A. albimanus larvae are able to develop in a wide range of habitats and conditions (i.e. salinity, pollution). During the wet season in Central America, larvae are found in rivers, marshes, irrigation canals, and several other water habitats, both permanent and temporary. During the dry season, they are found only in permanent water habitats. There is a relationship between the presence of A. albimanus larvae and cyanobacteria mats floating on the water. This is because the presence of blue-green algae results in an elevated minimum water temperature and less dissolved oxygen. Volatile compounds released from the algae attract females, increasing the likelihood of oviposition. There is less known about South American populations, but larvae have been found in rice fields and drains. In Colombia, larvae are found in sunny habitats, where temperatures are 27 to 30 degrees Celsius. Understanding larval habitats and distribution are important in developing control methods for these mosquitoes.

==Disease==
Anopheles albimanus is a medically important species, as it is a key Plasmodium vivax malaria vector; this means that they carry and transmit an organism that causes a disease in another host organism, and usually are not harmed themselves. In countries such as Belize, they are considered a secondary vector because they prefer not to enter human homes, and rather, feed on domestic animals. However, in other areas where domestic animals are not abundant, and especially regions where indigenous people live, malaria is endemic. This is due to large populations of the mosquitoes, as well as poorly built houses. Females acquire P. vivax during a blood meal from an infected host. The parasite moves to the midgut and reproduces sexually. The parasite and the blood itself interact with the lining of the midgut, eliciting stress and digestion responses in the mosquito, as well as immune reactions. The parasite must survive these responses in order for the egg to fertilize and form an ookinete. The ookinetes then move into the epithelial lining of the midgut to multiply further, resulting in sporozoites. These sporozoites travel to the salivary glands, and can then be spread to a new host when a blood meal is taken.
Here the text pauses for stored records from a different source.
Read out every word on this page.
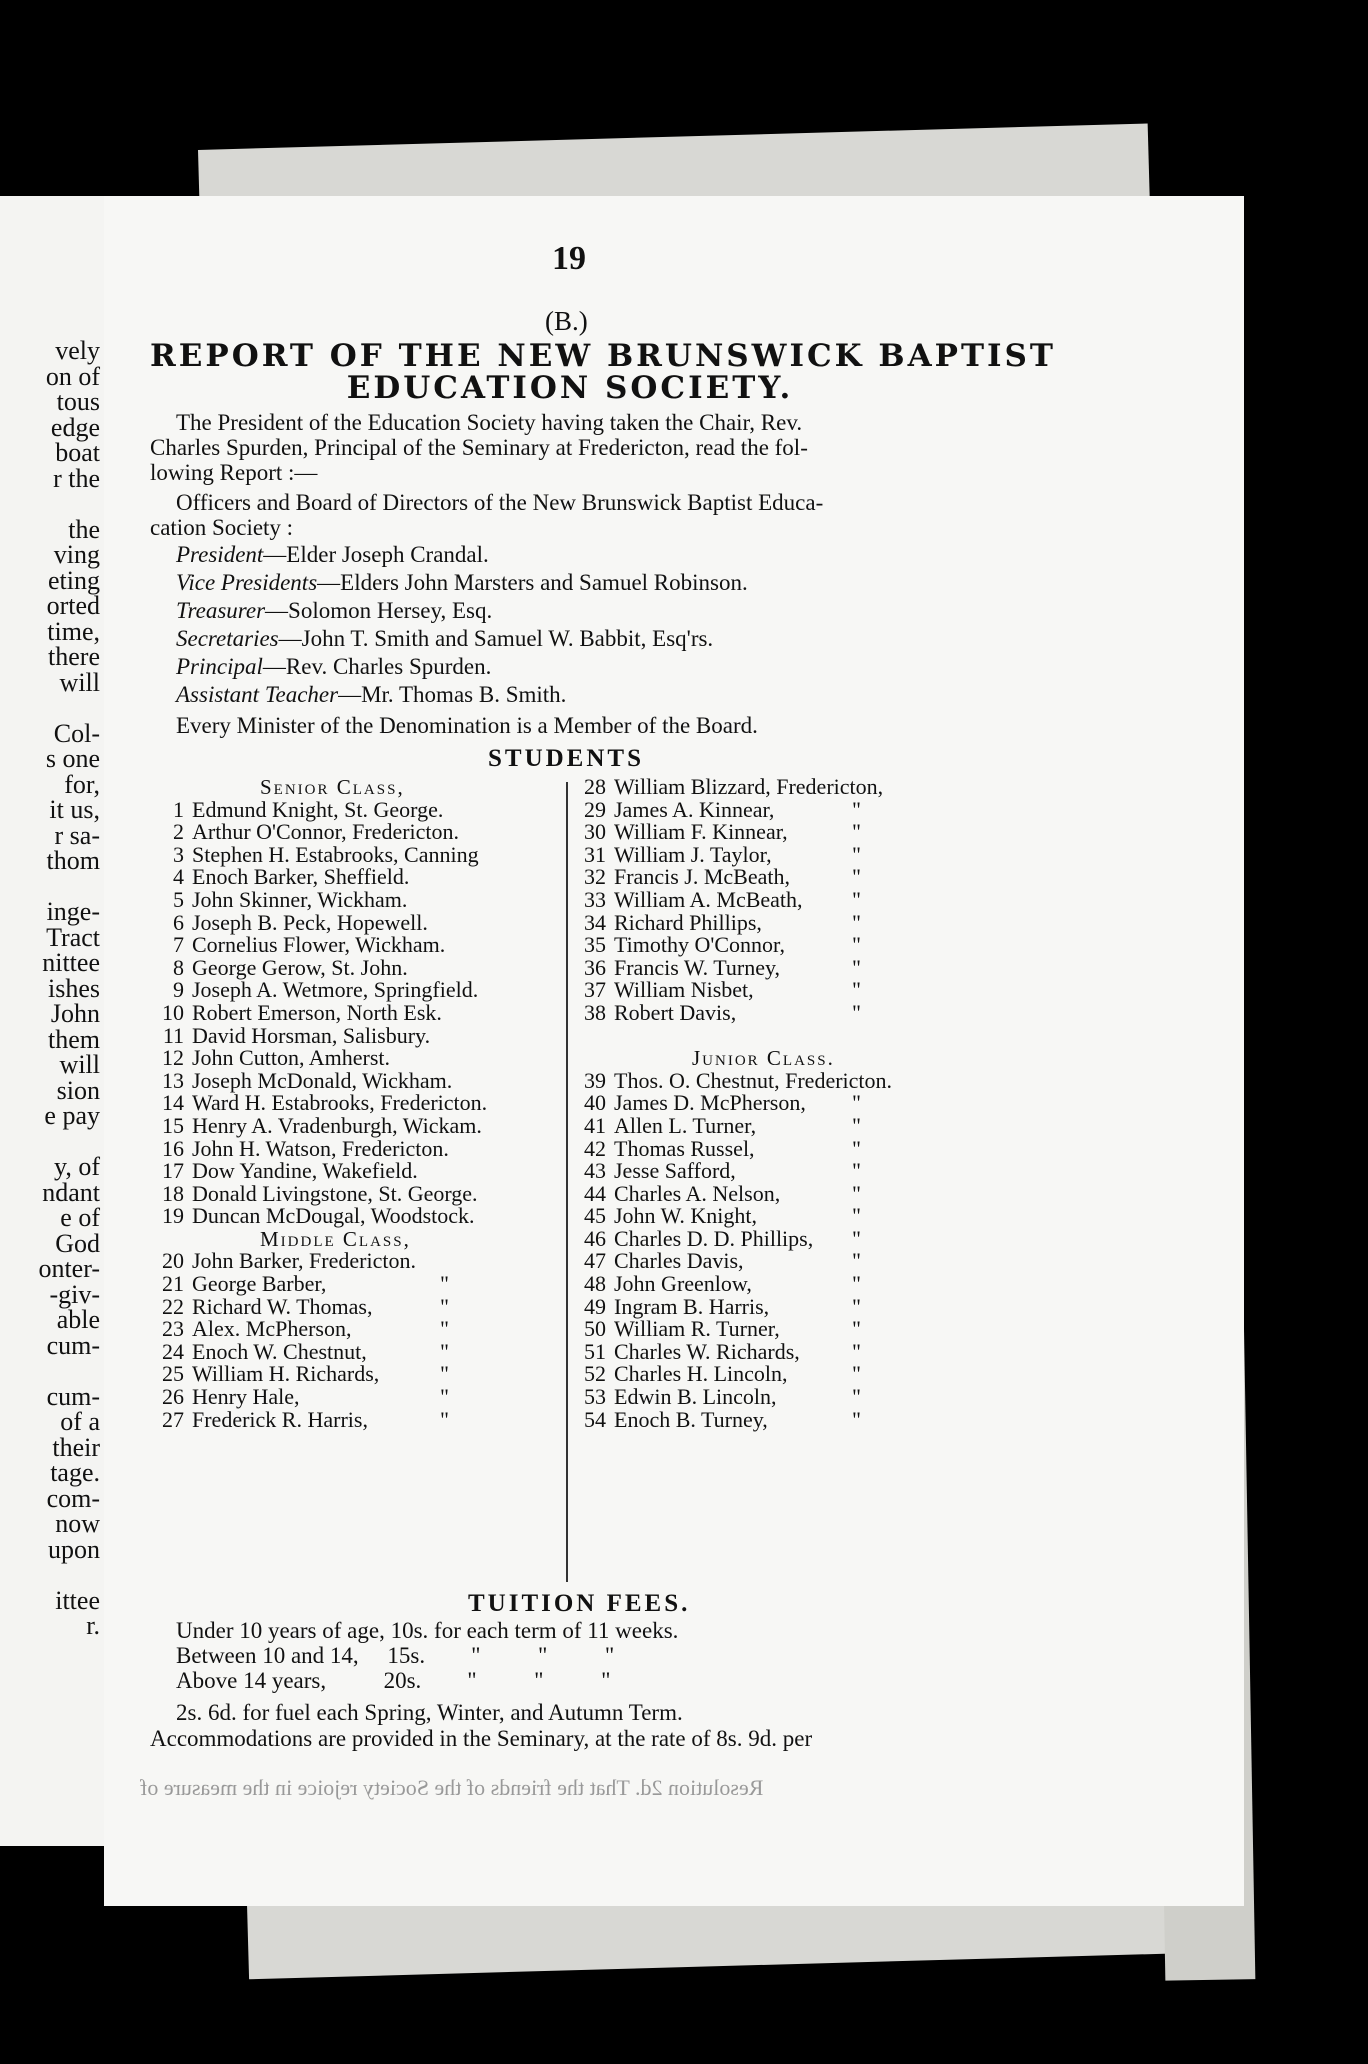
vely
on of
tous
edge
boat
r the
the
ving
eting
orted
time,
there
will
Col-
s one
for,
it us,
r sa-
thom
inge-
Tract
nittee
ishes
John
them
will
sion
e pay
y, of
ndant
e of
God
onter-
-giv-
able
cum-
cum-
of a
their
tage.
com-
now
upon
ittee
r.
19
(B.)
REPORT OF THE NEW BRUNSWICK BAPTIST
EDUCATION SOCIETY.
The President of the Education Society having taken the Chair, Rev.
Charles Spurden, Principal of the Seminary at Fredericton, read the fol-
lowing Report :—
Officers and Board of Directors of the New Brunswick Baptist Educa-
cation Society :
President—Elder Joseph Crandal.
Vice Presidents—Elders John Marsters and Samuel Robinson.
Treasurer—Solomon Hersey, Esq.
Secretaries—John T. Smith and Samuel W. Babbit, Esq'rs.
Principal—Rev. Charles Spurden.
Assistant Teacher—Mr. Thomas B. Smith.
Every Minister of the Denomination is a Member of the Board.
STUDENTS
Senior Class,
1 Edmund Knight, St. George.
2 Arthur O'Connor, Fredericton.
3 Stephen H. Estabrooks, Canning
4 Enoch Barker, Sheffield.
5 John Skinner, Wickham.
6 Joseph B. Peck, Hopewell.
7 Cornelius Flower, Wickham.
8 George Gerow, St. John.
9 Joseph A. Wetmore, Springfield.
10 Robert Emerson, North Esk.
11 David Horsman, Salisbury.
12 John Cutton, Amherst.
13 Joseph McDonald, Wickham.
14 Ward H. Estabrooks, Fredericton.
15 Henry A. Vradenburgh, Wickam.
16 John H. Watson, Fredericton.
17 Dow Yandine, Wakefield.
18 Donald Livingstone, St. George.
19 Duncan McDougal, Woodstock.
Middle Class,
20 John Barker, Fredericton.
21 George Barber,	"
22 Richard W. Thomas,	"
23 Alex. McPherson,	"
24 Enoch W. Chestnut,	"
25 William H. Richards,	"
26 Henry Hale,	"
27 Frederick R. Harris,	"
28 William Blizzard, Fredericton,
29 James A. Kinnear,	"
30 William F. Kinnear,	"
31 William J. Taylor,	"
32 Francis J. McBeath,	"
33 William A. McBeath, "
34 Richard Phillips,	"
35 Timothy O'Connor,	"
36 Francis W. Turney,	"
37 William Nisbet,	"
38 Robert Davis,	"
Junior Class.
39 Thos. O. Chestnut, Fredericton.
40 James D. McPherson, "
41 Allen L. Turner,	"
42 Thomas Russel,	"
43 Jesse Safford,	"
44 Charles A. Nelson,	"
45 John W. Knight,	"
46 Charles D. D. Phillips, "
47 Charles Davis,	"
48 John Greenlow,	"
49 Ingram B. Harris,	"
50 William R. Turner,	"
51 Charles W. Richards, "
52 Charles H. Lincoln,	"
53 Edwin B. Lincoln,	"
54 Enoch B. Turney,	"
TUITION FEES.
Under 10 years of age, 10s. for each term of 11 weeks.
Between 10 and 14,     15s.        "          "          "
Above 14 years,          20s.        "          "          "
2s. 6d. for fuel each Spring, Winter, and Autumn Term.
Accommodations are provided in the Seminary, at the rate of 8s. 9d. per
Resolution 2d. That the friends of the Society rejoice in the measure of
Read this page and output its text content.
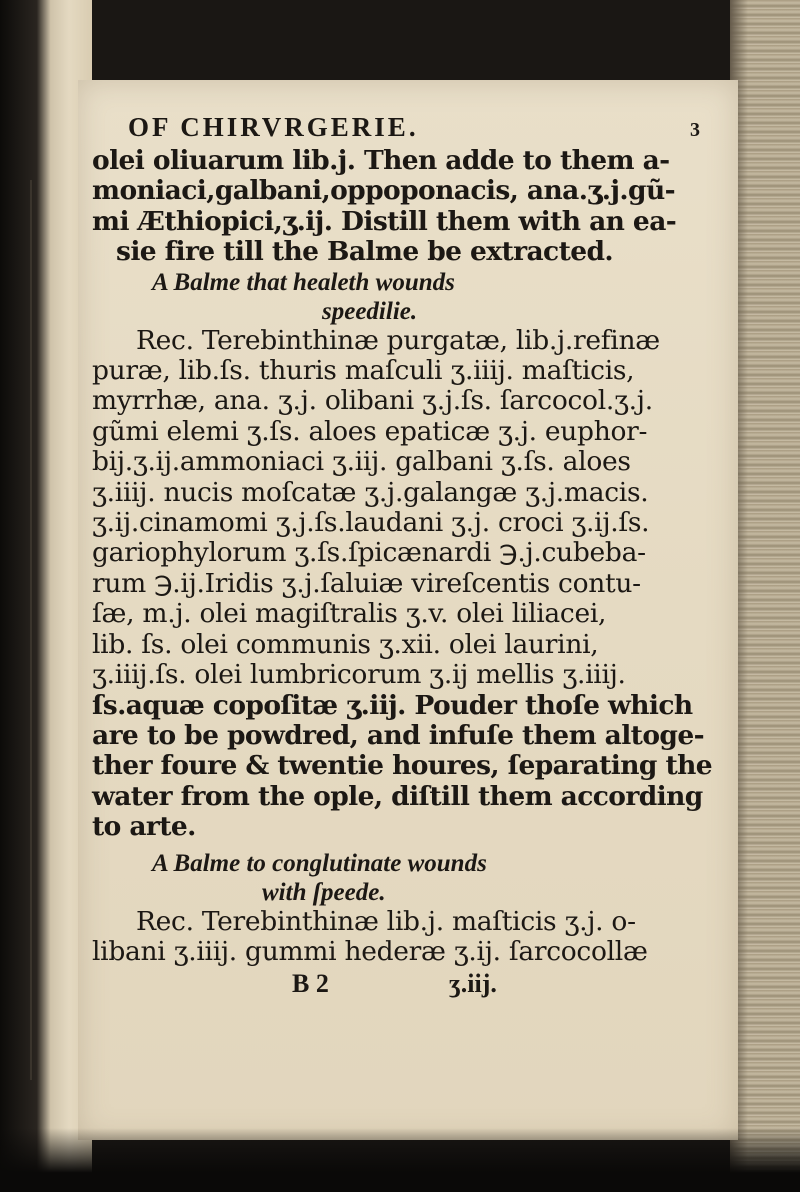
OF CHIRVRGERIE.	3
olei oliuarum lib.j. Then adde to them a-
moniaci,galbani,oppoponacis, ana.ʒ.j.gũ-
mi Æthiopici,ʒ.ij. Distill them with an ea-
sie fire till the Balme be extracted.
A Balme that healeth wounds
speedilie.
Rec. Terebinthinæ purgatæ, lib.j.refinæ
puræ, lib.ſs. thuris maſculi ʒ.iiij. maſticis,
myrrhæ, ana. ʒ.j. olibani ʒ.j.ſs. ſarcocol.ʒ.j.
gũmi elemi ʒ.ſs. aloes epaticæ ʒ.j. euphor-
bij.ʒ.ij.ammoniaci ʒ.iij. galbani ʒ.ſs. aloes
ʒ.iiij. nucis moſcatæ ʒ.j.galangæ ʒ.j.macis.
ʒ.ij.cinamomi ʒ.j.ſs.laudani ʒ.j. croci ʒ.ij.ſs.
gariophylorum ʒ.ſs.ſpicænardi ℈.j.cubeba-
rum ℈.ij.Iridis ʒ.j.ſaluiæ vireſcentis contu-
ſæ, m.j. olei magiſtralis ʒ.v. olei liliacei,
lib. ſs. olei communis ʒ.xii. olei laurini,
ʒ.iiij.ſs. olei lumbricorum ʒ.ij mellis ʒ.iiij.
ſs.aquæ copoſitæ ʒ.iij. Pouder thoſe which
are to be powdred, and infuſe them altoge-
ther foure & twentie houres, ſeparating the
water from the ople, diſtill them according
to arte.
A Balme to conglutinate wounds
with ſpeede.
Rec. Terebinthinæ lib.j. maſticis ʒ.j. o-
libani ʒ.iiij. gummi hederæ ʒ.ij. ſarcocollæ
B 2	ʒ.iij.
These changes in the midgut evolved to cope with the invasion of microorganisms, free radical formation, and digestion of the blood meal.

==Control==
Colonies of Anopheles mosquitoes are maintained for several areas of research, such as malaria vector ability, transmission of pathogens, the effectiveness of insecticides, resistance to insecticides, and vaccine research. By studying these topics, more insight may be gained to increase the understanding of malaria, as well as the effects that control measures would have on the reduction of both the vectors and the spread of the disease.